We’ve all seen it: Favorite sitcom characters exchange witty banter from opposite sides of a sofa. A box of Cheez-Its and a can of Coke sit on the coffee table in front of them, enhancing one character’s identity as a lovable slob. Products just got advertised, the show made money, and you, the consumer, hardly noticed. But would you notice if that Coke became a Pepsi in a rerun?
It used to be that products that appeared on a television show were written into the script months before it aired. But that’s starting to change. Digital product placement – making something appear that wasn’t there in the initial shoot – is shifting the product-placement paradigm.
With new software, advertisers can now transform Coke into Pepsi, Cheez-Its into Wheat Thins, or a Ford into a Lexus with the click of a mouse. And they can do it postproduction. Every rerun of an episode could potentially have a different range of products.
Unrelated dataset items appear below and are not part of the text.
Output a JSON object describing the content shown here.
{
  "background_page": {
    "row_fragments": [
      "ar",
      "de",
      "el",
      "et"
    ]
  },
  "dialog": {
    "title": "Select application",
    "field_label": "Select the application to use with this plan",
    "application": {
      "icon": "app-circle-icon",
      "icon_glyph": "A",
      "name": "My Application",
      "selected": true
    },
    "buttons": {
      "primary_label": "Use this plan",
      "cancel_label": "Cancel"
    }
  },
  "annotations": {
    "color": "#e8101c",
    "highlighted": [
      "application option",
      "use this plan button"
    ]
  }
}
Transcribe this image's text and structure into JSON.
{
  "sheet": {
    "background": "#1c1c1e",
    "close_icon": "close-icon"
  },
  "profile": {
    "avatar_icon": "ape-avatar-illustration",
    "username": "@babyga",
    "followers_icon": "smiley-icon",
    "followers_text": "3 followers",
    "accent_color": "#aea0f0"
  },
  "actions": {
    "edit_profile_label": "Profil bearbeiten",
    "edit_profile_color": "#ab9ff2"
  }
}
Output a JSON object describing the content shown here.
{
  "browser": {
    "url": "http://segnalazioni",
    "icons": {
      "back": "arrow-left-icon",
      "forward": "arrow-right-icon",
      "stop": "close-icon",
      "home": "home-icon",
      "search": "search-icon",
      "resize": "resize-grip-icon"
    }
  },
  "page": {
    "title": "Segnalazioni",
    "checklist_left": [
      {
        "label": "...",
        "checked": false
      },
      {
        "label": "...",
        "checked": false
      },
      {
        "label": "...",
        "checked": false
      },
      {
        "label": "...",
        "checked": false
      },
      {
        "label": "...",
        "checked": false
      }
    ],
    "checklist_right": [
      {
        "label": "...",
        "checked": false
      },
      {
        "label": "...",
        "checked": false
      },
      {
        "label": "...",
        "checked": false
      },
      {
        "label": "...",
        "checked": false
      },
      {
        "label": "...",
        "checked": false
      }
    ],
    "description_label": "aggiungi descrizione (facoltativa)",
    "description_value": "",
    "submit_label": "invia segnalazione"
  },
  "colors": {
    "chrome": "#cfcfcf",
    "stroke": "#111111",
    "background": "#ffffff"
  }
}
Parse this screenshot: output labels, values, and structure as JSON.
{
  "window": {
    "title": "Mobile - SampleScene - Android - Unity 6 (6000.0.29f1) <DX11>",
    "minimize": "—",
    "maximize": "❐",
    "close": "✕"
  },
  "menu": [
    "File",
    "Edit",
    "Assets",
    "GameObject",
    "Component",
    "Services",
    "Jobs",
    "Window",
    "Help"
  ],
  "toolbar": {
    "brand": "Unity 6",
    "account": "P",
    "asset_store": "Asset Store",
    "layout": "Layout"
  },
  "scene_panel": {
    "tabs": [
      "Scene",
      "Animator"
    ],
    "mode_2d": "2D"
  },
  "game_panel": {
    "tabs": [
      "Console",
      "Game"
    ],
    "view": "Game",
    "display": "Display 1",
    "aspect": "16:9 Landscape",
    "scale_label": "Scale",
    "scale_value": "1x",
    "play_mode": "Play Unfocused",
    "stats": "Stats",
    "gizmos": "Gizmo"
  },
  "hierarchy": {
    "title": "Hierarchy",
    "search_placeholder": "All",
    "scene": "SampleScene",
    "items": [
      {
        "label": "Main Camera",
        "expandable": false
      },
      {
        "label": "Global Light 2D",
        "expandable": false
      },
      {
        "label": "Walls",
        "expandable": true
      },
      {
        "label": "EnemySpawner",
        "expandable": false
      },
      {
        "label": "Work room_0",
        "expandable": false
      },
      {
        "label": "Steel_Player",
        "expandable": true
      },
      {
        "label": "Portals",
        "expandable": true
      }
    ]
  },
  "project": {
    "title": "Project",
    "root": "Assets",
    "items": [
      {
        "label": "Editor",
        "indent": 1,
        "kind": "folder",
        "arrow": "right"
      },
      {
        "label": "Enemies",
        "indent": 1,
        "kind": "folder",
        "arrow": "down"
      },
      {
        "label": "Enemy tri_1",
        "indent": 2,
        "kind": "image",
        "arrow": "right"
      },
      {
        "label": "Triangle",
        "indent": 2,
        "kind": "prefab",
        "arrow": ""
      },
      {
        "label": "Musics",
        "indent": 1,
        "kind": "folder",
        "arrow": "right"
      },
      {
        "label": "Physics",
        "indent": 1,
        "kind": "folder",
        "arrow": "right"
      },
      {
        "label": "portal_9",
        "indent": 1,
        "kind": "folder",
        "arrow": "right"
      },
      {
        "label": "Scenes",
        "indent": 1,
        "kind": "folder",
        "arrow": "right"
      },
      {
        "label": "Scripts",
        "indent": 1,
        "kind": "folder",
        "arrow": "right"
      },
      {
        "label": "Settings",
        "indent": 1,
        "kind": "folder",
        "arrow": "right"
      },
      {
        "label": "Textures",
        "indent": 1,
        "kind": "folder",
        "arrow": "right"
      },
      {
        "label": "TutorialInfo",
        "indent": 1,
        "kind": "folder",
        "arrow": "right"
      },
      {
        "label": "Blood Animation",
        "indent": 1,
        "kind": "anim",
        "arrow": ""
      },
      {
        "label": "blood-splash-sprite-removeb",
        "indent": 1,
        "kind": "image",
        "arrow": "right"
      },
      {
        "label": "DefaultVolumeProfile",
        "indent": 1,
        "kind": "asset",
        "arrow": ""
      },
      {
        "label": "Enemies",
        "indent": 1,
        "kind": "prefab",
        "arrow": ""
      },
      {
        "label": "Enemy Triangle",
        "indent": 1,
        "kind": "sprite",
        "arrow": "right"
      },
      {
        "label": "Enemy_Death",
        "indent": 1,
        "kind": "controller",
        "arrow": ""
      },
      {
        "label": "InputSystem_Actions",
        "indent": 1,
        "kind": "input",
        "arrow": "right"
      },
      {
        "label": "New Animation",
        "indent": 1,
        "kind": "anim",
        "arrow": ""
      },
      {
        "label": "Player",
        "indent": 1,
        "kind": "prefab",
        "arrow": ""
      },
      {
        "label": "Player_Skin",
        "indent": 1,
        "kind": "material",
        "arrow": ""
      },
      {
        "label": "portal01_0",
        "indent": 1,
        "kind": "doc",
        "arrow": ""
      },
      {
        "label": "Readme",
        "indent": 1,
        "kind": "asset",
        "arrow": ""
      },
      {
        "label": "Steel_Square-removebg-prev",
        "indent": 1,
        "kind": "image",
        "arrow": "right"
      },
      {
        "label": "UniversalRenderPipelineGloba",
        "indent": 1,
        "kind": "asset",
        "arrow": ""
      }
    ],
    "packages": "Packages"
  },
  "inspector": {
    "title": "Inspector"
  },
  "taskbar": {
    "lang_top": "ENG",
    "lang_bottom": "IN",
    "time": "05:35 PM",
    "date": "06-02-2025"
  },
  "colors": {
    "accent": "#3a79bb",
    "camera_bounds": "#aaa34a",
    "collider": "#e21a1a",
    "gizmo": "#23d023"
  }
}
Traditionally, networks earned ad dollars through the 30-second commercials that appear before or during shows. But on-demand viewers can bypass most traditional commercials. “TV’s role [in programming] will decline over time in favor of digital providers,” says Avi Dan, Forbes columnist and founder of Avidan Strategies. The advantage of the 30-second spot is that it “can deliver emotions … [and] gather a fairly large audience.”
But recent Nielsen research shows that consumers favor product placement in TV shows and movies over commercial breaks. What was once an issue for marketers when online streaming (Netflix, Hulu, TiVo, DVRs) started to edge out live TV viewership now might become moot with digital product placement.
The new technology, introduced in 2011, has its shortcomings: It can’t integrate a product into a script (recall the “Seinfeld” episode “The Junior Mint”). Digital product placement has yet to take off in the United States. Globally, the product-placement market is around $8.2 billion.
Mr. Dan sees an increasingly intimate future for consumer and marketer relationships: Different viewers “could watch the same show and [see] different products inserted,” in the manner that Facebook and Google provide different ads for different users based on consumer history.
But this kind of hyper-awareness also has the potential to backfire with a public that has a growing resentment toward such big data intrusions. Morgan Spurlock explored whether this kind of product invasion would be welcome in his 2011 documentary, “The Greatest Movie Ever Sold.” It wasn’t.
And for the record, Coke and Cheez-Its, et al., did not pay for their placement in this column.